OTOH I still haven’t seemed to reliably master the appropriate press for my iPad Pro and multiple times I think I held it long enough to power it on but didn’t

I get that a lot if I’m turning it back on right after a shutdown (i.e. simulating a restart action). I figure it’s because I didn’t wait long enough for it to fully shut down.

You guys shut down you iPads? How novel…

Nope, just to do a restart which seems to help after a big update even if it already did a restart as part of installation.

Interesting. I assume the Surface pro 8 button is long press type because it’s located on the edge where accidental press is easy?

I have the opposite experience with my windows tablet where it take forever or just won’t turn on without a wall plug, it’s probably a part quality problem after all.

iOS oddly doesn’t have a restart option, just shutting down, and you need to wait a while until it shut down fully to turn it back on.

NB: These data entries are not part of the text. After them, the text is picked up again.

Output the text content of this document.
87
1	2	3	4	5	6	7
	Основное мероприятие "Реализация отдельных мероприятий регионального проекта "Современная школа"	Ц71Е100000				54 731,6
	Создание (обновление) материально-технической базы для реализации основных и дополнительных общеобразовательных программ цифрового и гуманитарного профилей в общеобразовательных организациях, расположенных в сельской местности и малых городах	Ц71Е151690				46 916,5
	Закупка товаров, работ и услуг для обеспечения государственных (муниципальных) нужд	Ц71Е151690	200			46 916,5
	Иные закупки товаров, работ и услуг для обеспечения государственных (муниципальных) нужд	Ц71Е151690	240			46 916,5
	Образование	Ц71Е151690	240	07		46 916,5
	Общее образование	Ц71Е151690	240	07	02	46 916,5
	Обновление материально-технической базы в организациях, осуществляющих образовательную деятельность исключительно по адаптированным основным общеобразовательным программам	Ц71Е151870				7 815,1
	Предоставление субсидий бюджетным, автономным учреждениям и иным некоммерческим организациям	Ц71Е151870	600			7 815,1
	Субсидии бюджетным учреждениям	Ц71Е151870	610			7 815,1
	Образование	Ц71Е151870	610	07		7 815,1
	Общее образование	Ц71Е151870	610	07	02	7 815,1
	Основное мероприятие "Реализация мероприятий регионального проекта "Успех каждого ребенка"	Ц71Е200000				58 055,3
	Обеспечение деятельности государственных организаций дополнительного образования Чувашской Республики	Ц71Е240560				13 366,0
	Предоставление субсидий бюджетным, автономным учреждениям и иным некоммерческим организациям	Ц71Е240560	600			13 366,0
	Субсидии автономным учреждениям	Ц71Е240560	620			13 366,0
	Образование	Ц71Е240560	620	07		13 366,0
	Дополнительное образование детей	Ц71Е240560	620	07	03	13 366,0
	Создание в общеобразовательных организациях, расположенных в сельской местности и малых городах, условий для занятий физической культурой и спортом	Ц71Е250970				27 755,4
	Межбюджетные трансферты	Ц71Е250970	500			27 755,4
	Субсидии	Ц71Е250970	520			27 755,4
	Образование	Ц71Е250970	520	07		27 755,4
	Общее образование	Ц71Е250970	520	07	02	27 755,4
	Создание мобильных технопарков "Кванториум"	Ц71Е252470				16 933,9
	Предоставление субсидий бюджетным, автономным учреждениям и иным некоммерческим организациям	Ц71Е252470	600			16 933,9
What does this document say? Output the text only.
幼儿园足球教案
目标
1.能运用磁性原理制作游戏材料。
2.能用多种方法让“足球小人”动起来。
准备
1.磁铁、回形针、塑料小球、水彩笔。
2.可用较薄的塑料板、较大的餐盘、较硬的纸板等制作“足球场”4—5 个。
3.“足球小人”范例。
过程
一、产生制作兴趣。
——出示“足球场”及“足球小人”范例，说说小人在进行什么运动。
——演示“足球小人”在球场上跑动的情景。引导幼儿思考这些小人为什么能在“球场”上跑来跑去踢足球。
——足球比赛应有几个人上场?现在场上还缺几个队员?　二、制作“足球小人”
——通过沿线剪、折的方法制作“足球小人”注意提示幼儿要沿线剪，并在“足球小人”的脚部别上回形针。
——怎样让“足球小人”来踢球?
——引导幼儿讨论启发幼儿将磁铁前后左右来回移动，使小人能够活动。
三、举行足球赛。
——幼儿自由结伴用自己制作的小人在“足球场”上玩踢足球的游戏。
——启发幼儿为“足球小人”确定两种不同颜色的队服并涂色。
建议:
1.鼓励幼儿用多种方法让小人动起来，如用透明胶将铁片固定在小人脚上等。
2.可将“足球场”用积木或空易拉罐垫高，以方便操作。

I disliked the slide button on my old HP 2760p and my previous Asus Slate - often felt like I had to use a lot of force to get them to turn on. On the other hand, my very first tabletPC was a Fujitsu and that was a simple press button - I liked that, I actually still have the Fujitsu and occasionally use it - I bought it second hand and it was really beat up with holes in the bodywork and broken keys (I have to attach a USB keyboard to use it) but the power button and the screen (different discussion) are like new.

My zbook on the other hand, uses the press button power on the side of the body - a long press which I’m not a big fan of. Funnily enough - you’re more likely to hit this button accidentally (grip the bezels to hold the tablet up to draw / use the express keys) than the old Fujitsu press button.

Maybe because the Fujitsu comes from a time people weren’t so bothered about bezels?

For me it’s a combination of old habits born of when sleep was nowhere near as reliable as it is now, combined with a job practicality which is that a given device may sit for a week in my bag between uses depending on what I’m doing.

My daughter OTOH never shuts her iPad Pro down

1 Like

I find the slide button more reliable because i would know something was wrong if it didn’t power up after one slide, and harder to accidentally press too.

Maybe the fujitsu was an one-push button like that of laptop? They are usually concaved or flat on the tablet surface instead of the side, and protected by keyboard to avoid accidental press. They only need one push to turn on unlike the long-press-on-the-side variant.

1 Like

The push button on my last 3 surfaces has been flawless.